CERN SSO Configuration

This document describes how to configure CERN SSO as an Identity Provider (IdP) for DiracX.

Prerequisites

  • Access to CERN Application Portal
  • Administrative rights to register a new application

Registration Steps

  1. Go to the CERN Application Portal
  2. Click "Register a new application"
  3. Fill in the application details:
  4. Application Name: DiracX [Your VO/Installation]
  5. Description: DiracX authentication for [Your VO]
  6. SSO Protocol: OpenID Connect

Configuration

Redirect URLs

Configure the following redirect URLs in your CERN SSO application:

https://<youdiracx.invalid>/api/auth/device/complete
https://<youdiracx.invalid>/api/auth/authorize/complete

Replace <youdiracx.invalid> with your actual DiracX hostname.

Client Configuration

  • Client Type: Public (no client authentication required)
  • Required Scopes: email, openid, profile
  • Grant Type: Authorization Code Flow with PKCE
  • Token Endpoint Authentication: None (public client)

Integration with DiracX

Once your CERN SSO application is registered, you'll receive: - Client ID - Discovery URL (usually https://auth.cern.ch/auth/realms/cern/.well-known/openid_configuration)

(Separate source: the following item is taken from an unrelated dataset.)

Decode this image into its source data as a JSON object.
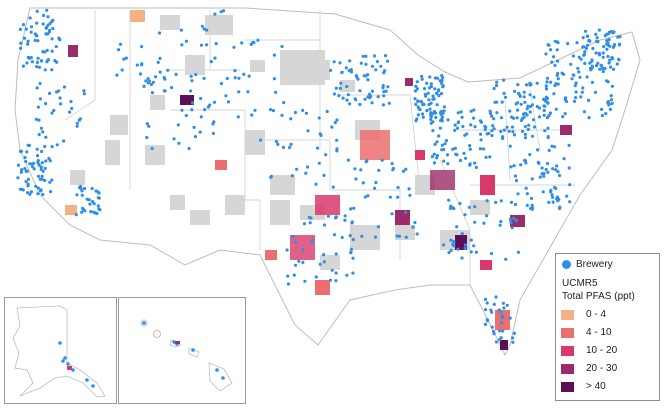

Configure these in your DiracX values:

diracx:
  settings:
    DIRACX_AUTH_OIDC_PROVIDER_NAME: "cern"
    DIRACX_AUTH_OIDC_CLIENT_ID: "your-client-id"
    DIRACX_AUTH_OIDC_DISCOVERY_URL: "https://auth.cern.ch/auth/realms/cern/.well-known/openid_configuration"

User Registration

Note that users still need to be registered in DiracX by configuring the CsSync section in the Configuration Service (CS).